Le banquier qui va accorder un crédit à un investisseur privé va s’attacher avant tout à juger de la capacité de l’emprunteur à rembourser le prêt durant toute la durée de l’engagement. C’est une règle qui a été d’ailleurs renforcée et précisée dans le cadre de la transposition de la Directive sur le crédit immobilier en mars 2016, et de  on insertion dans le Code de la consommation.

Néanmoins, il faut bien reconnaître que l’approche du risque dans ce type de dossier est légèrement différente que  dans un achat de résidence principale. Aujourd’hui, le banquier pondère les revenus locatifs attendus ou existants (en moyenne entre 70 et 80 %), au prétexte qu’il pourrait exister des impayés ou une vacance locative que l’emprunteur doit pouvoir supporter sans encombre. Il est même amusant de constater que, même sur des propositions d’investissement faite par le banquier sur des programmes émanant de son propre groupe, la pondération s’applique.

L’existence d’une garantie de loyers impayés, d’une assurance de carence ou de vacance locative, voire même d’assurance garantissant la remise en état du bien, n’est absolument pas prise en considération dans le risque du dossier. Tout au plus, et si tant est que cela soit mentionné par le conseiller bancaire, l’analyse finale du risque global sera influencée favorablement, en cas d’hésitation. Il serait grand temps que l’analyse bancaire tienne compte des éléments périphériques, mais incontestables, dans la sécurisation des projets, tout comme la qualité des contrats de maintenance, voire même de la valorisation des services de conciergerie quand ils sont présents. Il est en effet assez surprenant qu’un prêteur soit prêt à s’engager financièrement sur 15 ou 20 ans aux côtés d’un investisseur sans s’intéresser ni prendre en compte les précautions que celui-ci a prises, ou pas, pour maintenir un niveau de qualité du bien, que ce soit en termes de valorisation de cet actif dans le temps ou de régularité et de capacité à tirer des revenus de ce patrimoine.

Enfin, sans doute sous l’effet de la banalisation des garanties tout autant que sous celui de la pression commerciale de certains clients, il est devenu très rare de voir le banquier proposer ou demander de se faire déléguer le paiement des loyers ou le versement des indemnités des contrats d’assurance souscrits en cas de sinistre.

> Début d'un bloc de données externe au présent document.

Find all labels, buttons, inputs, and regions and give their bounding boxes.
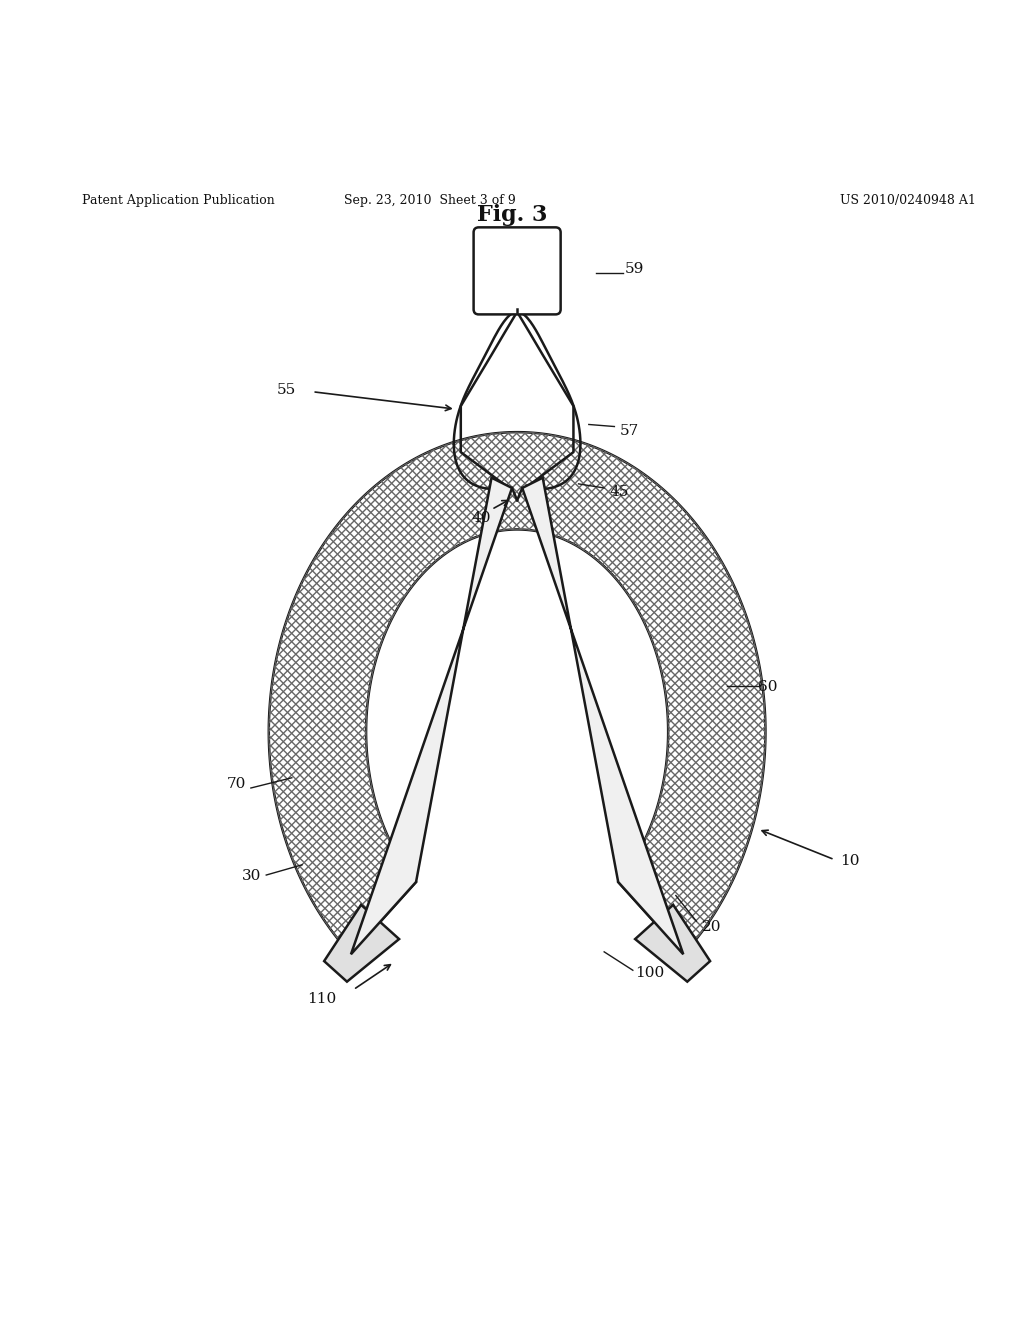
Text: 57: 57 [620,424,639,438]
Text: 20: 20 [701,920,721,935]
Polygon shape [325,904,399,982]
Polygon shape [269,432,765,954]
FancyBboxPatch shape [473,227,561,314]
Text: 59: 59 [625,261,644,276]
Text: 45: 45 [609,486,629,499]
Text: 55: 55 [276,383,296,397]
Text: 10: 10 [840,854,859,867]
Polygon shape [351,478,512,954]
Text: 60: 60 [758,680,777,694]
Text: 70: 70 [226,777,246,791]
Text: Sep. 23, 2010  Sheet 3 of 9: Sep. 23, 2010 Sheet 3 of 9 [344,194,516,207]
Polygon shape [522,478,683,954]
Polygon shape [635,904,710,982]
Text: US 2010/0240948 A1: US 2010/0240948 A1 [840,194,976,207]
Text: 30: 30 [242,869,261,883]
Text: 100: 100 [635,966,665,981]
Text: Patent Application Publication: Patent Application Publication [82,194,274,207]
Text: Fig. 3: Fig. 3 [477,205,547,226]
Text: 40: 40 [471,511,490,525]
Text: 110: 110 [307,993,337,1006]
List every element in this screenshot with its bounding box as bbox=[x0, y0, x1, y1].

Rappelons à ce titre que la délégation de loyers ou la cession des loyers peuvent être faites dès la mise en place du crédit, ou à première demande, c’est-à-dire uniquement en cas d’incident dans l’amortissement du crédit par l’emprunteur.

À l’heure où es banques se livrent une bataille féroce sur la captation des flux (plus que du résiduel de dépôt d’ailleurs…), il leur serait facile de revenir à quelques fondamentaux pour renforcer la sécurité du paiement des prêts consentis, plutôt que de parfois regarder au bien-fondé d’un investissement, comme lorsque le porteur de projet n’est pas déjà propriétaire ou accédant à la propriété de sa résidence principale.

 

Bruno Rouleau

Bruno ROULEAU est formateur et consultant en organisation et management commercial. Diplômé du CNAM dans le domaine bancaire, il a exercé durant 20 ans au sein de 4 groupes bancaires, où il a occupé toutes les fonctions opérationnelles sur les marchés du Particulier, du Professionnel et des PME. Il a ensuite rejoint l’enseigne de courtage en crédits In&Fi Crédits pendant 5 ans, avec la fonction de Directeur Associé, en charge de la Formation, de l’Assistance et des Partenariats, et a créé In&Fi Crédits Pro et l’IFIB (Institut de Formation des Intermédiaires de Banque) aux côtés de Pascal BEUVELET. En 2010, il rejoint le Comité de Direction Générale, puis le Comité Exécutif de CAFPI, en charge des Grands Accords commerciaux du groupe et de l’Organisation Interne. Il a créé MUTANS CONSULTANTS en septembre 2015, cabinet de formation et de conseil qui accompagne les entreprises et les réseaux dans leur virage digital, et notamment pour optimiser leur mutation dans la gestion de la Relation Client.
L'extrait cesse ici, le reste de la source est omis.